Oltre i porti grigi: Tolkien è morto, viva Tolkien!



di Dalmazio Frau

Sono pochi giorni che è trascorso l’anniversario, il quarantesimo, dalla scomparsa di John R. R. Tolkien.
È egli a tutti troppo noto, per cui del tutto superfluo io ricordi qui la sua vita e le sue opere.
Tutti avranno almeno visto i film tratti da “Il Signore degli Anelli” e adesso da “Lo Hobbit”; un po’ meno avranno letto i romanzi dai quali essi sono stati tratti; ancor più rari saranno coloro che hanno affrontato il Tolkien saggista, professore di linguistica e conoscitore del Simbolo.
Però se ne parla, si cita, se ne disserta come se. Insomma, la figura di Tolkien tanto “a destra” come da qualche anno anche “a sinistra” è “trendy”, fa “cool”.
Tolkien, prima visto come un negativo esempio di letteratura “fallocratica”, “filofascista” e poi recuperato in “area democratica”, dopo essere passato attraverso il suo bravo momento “new age”, hippy, naturalista ecologista e libertario.
Continuo a voler pensare che J. R. R. T. e la sua opera sia stato molto più di tutto questo, e che nessuna di tali categorie, o di altre, lo possa esaurire nella sua ristrettezza e limitatezza.
Tolkien, come altri scrittori, è un “inventore di mondi” con il preciso dettaglio del filologo e, se le ragioni anagrafiche e geografiche lo avessero consentito, sarebbe di certo ascrivibile a quel movimento artistico sì, ma anche letterario, che lo precedette di alcuni decenni e che fu la “Confraternita Preraffaellita”.
John comunque è debitore a Ruskin, Peter, Morris e “compagnia” perchè senza il loro lavoro, nè quello da lui stimatissimo di Rucker Eddison e di Lord Dunsany, non vi sarebbero mai state le atmosfere dei suoi romanzi.
Egli ha saputo lavorare come un antico artigiano nel solco già tracciato della Tradizione, reinventando laddove necessario, lasciando inalterato nei casi in cui tutto doveva restare così com’è. Come fecero Rossetti, Millais e Burne Jones.
E così come i dipinti della “Confraternita” vanno saputi leggere in dettaglio nella loro tessitura simbolica che va oltre la tela, altrettanto è stato fatto negli anni sull’opera dello scrittore di Oxford.

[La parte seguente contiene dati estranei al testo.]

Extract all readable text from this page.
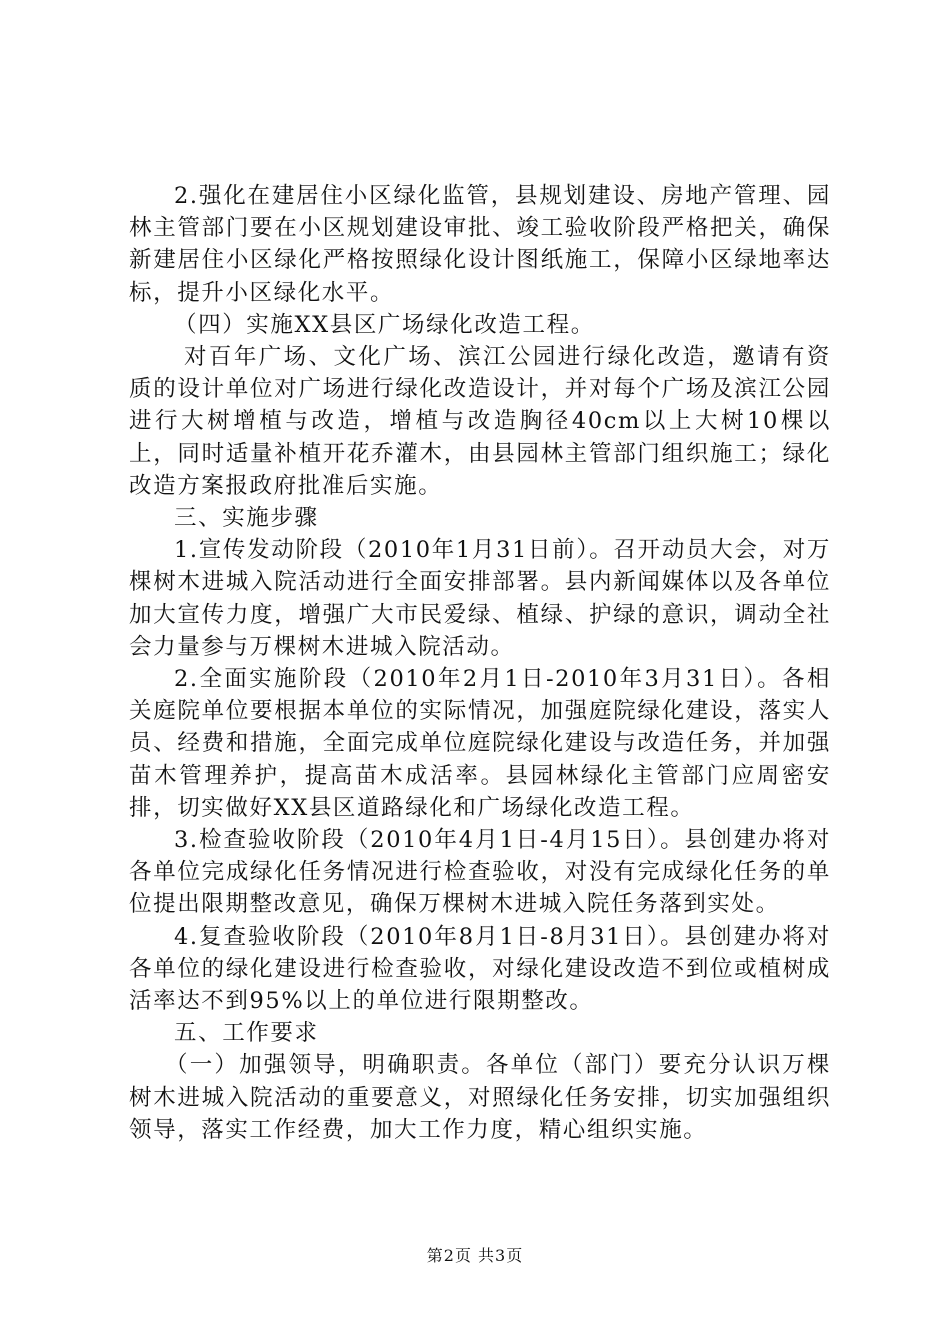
2.强化在建居住小区绿化监管，县规划建设、房地产管理、园林主管部门要在小区规划建设审批、竣工验收阶段严格把关，确保新建居住小区绿化严格按照绿化设计图纸施工，保障小区绿地率达标，提升小区绿化水平。

（四）实施XX县区广场绿化改造工程。

对百年广场、文化广场、滨江公园进行绿化改造，邀请有资质的设计单位对广场进行绿化改造设计，并对每个广场及滨江公园进行大树增植与改造，增植与改造胸径40cm以上大树10棵以上，同时适量补植开花乔灌木，由县园林主管部门组织施工；绿化改造方案报政府批准后实施。

三、实施步骤

1.宣传发动阶段（2010年1月31日前）。召开动员大会，对万棵树木进城入院活动进行全面安排部署。县内新闻媒体以及各单位加大宣传力度，增强广大市民爱绿、植绿、护绿的意识，调动全社会力量参与万棵树木进城入院活动。

2.全面实施阶段（2010年2月1日-2010年3月31日）。各相关庭院单位要根据本单位的实际情况，加强庭院绿化建设，落实人员、经费和措施，全面完成单位庭院绿化建设与改造任务，并加强苗木管理养护，提高苗木成活率。县园林绿化主管部门应周密安排，切实做好XX县区道路绿化和广场绿化改造工程。

3.检查验收阶段（2010年4月1日-4月15日）。县创建办将对各单位完成绿化任务情况进行检查验收，对没有完成绿化任务的单位提出限期整改意见，确保万棵树木进城入院任务落到实处。

4.复查验收阶段（2010年8月1日-8月31日）。县创建办将对各单位的绿化建设进行检查验收，对绿化建设改造不到位或植树成活率达不到95%以上的单位进行限期整改。

五、工作要求

（一）加强领导，明确职责。各单位（部门）要充分认识万棵树木进城入院活动的重要意义，对照绿化任务安排，切实加强组织领导，落实工作经费，加大工作力度，精心组织实施。

第2页 共3页
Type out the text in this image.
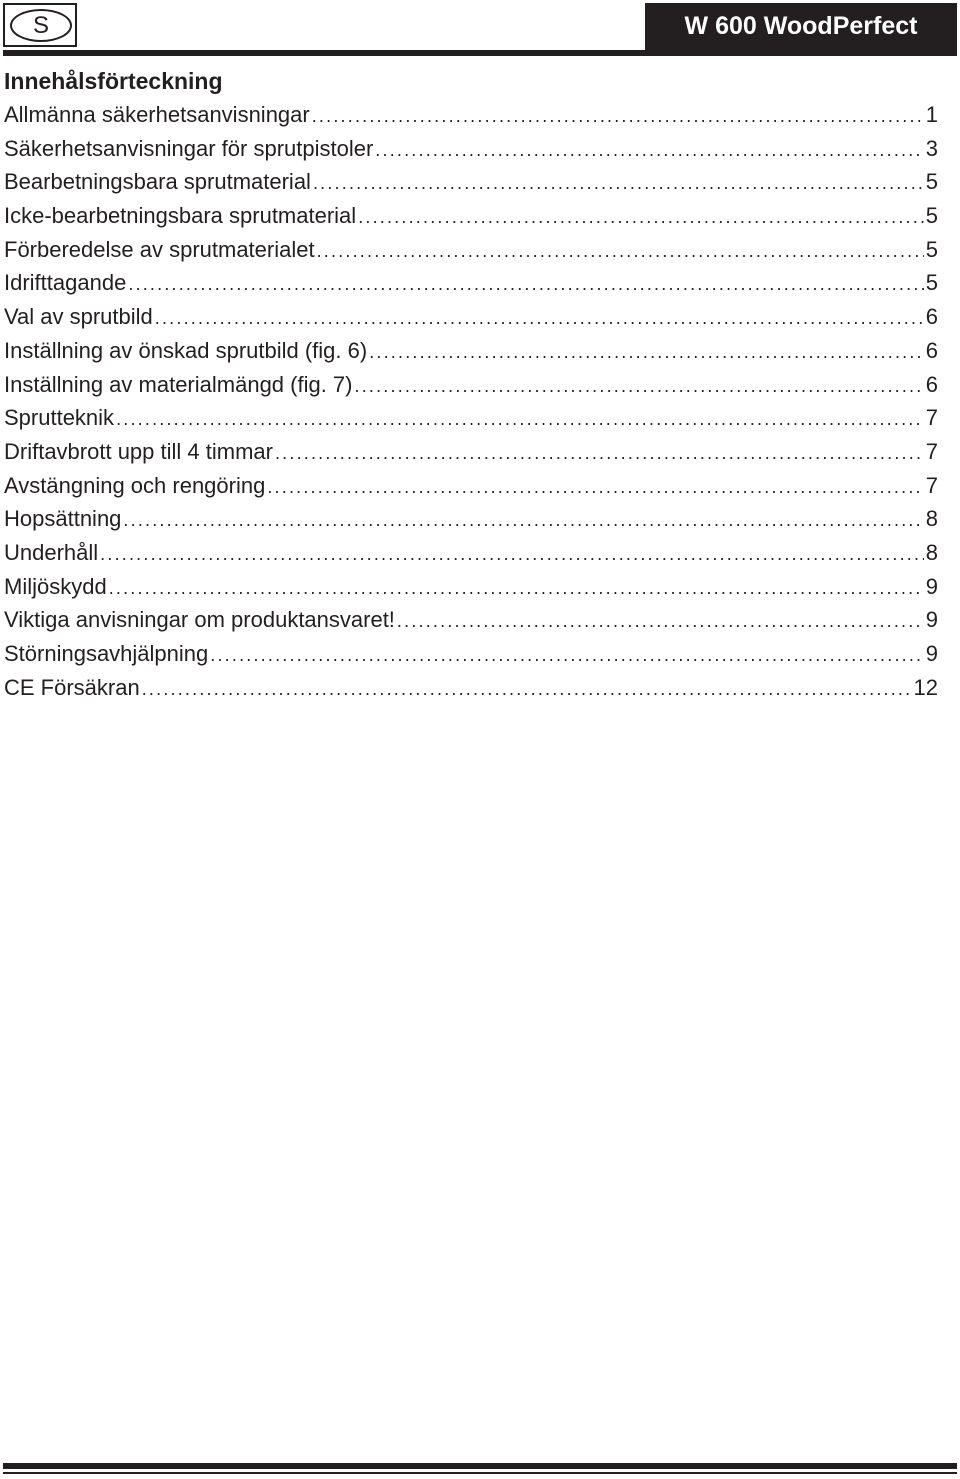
S	W 600 WoodPerfect
Innehålsförteckning
Allmänna säkerhetsanvisningar . . .	1
Säkerhetsanvisningar för sprutpistoler . . .	3
Bearbetningsbara sprutmaterial . . .	5
Icke-bearbetningsbara sprutmaterial . . .	5
Förberedelse av sprutmaterialet . . .	5
Idrifttagande . . .	5
Val av sprutbild . . .	6
Inställning av önskad sprutbild (fig. 6) . . .	6
Inställning av materialmängd (fig. 7) . . .	6
Sprutteknik . . .	7
Driftavbrott upp till 4 timmar . . .	7
Avstängning och rengöring . . .	7
Hopsättning . . .	8
Underhåll . . .	8
Miljöskydd . . .	9
Viktiga anvisningar om produktansvaret! . . .	9
Störningsavhjälpning . . .	9
CE Försäkran . . .	12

Non sempre con esiti felicissimi in verità, così come avviene puntualmente con tutte le “icone” culturali.
Mi ha sempre lasciato alquanto perplesso non soltanto la disinvoltura con la quale venga riportato a seconda degli interessi politici o culturali ma, per esempio, l’utilizzo di sfruttamento accanito fatto dagli stessi eredi di Tolkien sui suoi lavori.
Mi aspetto sempre più il rinvenimento di una lista della spesa redatta dallo scrittore, magari in “elfico” o più semplicemente in versi dai quali ricavare un volume nuovissimo per il mercato editoriale mondiale.
Nessuno credo, per esempio, abbia mai indagato i rapporti esistenti nella letteratura di Tolkien , in opere come “Sir Gawayne ed il Cavaliere Verde”, con la letteratura “Ermetica” ed Alchemica del Primo Rinascimento. Eppure esistono.
O anche quale influenza e conoscenza della stessa abbia avuto su di lui la “Musica”, il “Suono” come Antico mezzo di trasmissione del Mito e della comunicazione con l’Alto e verso l’umano.
Tutti troppo impegnati a dare dell’opera tolkieniana una valutazione socialista o nazionalista, libertaria o reazionaria. Tutti, o quasi, come spesso avviene , troppo intenti a guardare il dito quando il saggio indica la luna.
Detto tutto ciò, di J. R. R. se ne parlerà e scriverà ancora a lungo e per molti anni a venire, in modi più o meno scontati, banali, noiosi o forse troppo innovativi.
Nell’attesa che qualcuno smetta gli adusati panni del difensore e dell’attaccante, dal mio canto, riprendo la lettura di Ariosto e Rabelais.
Continuo ad andare in cerca “di un grande Forse”.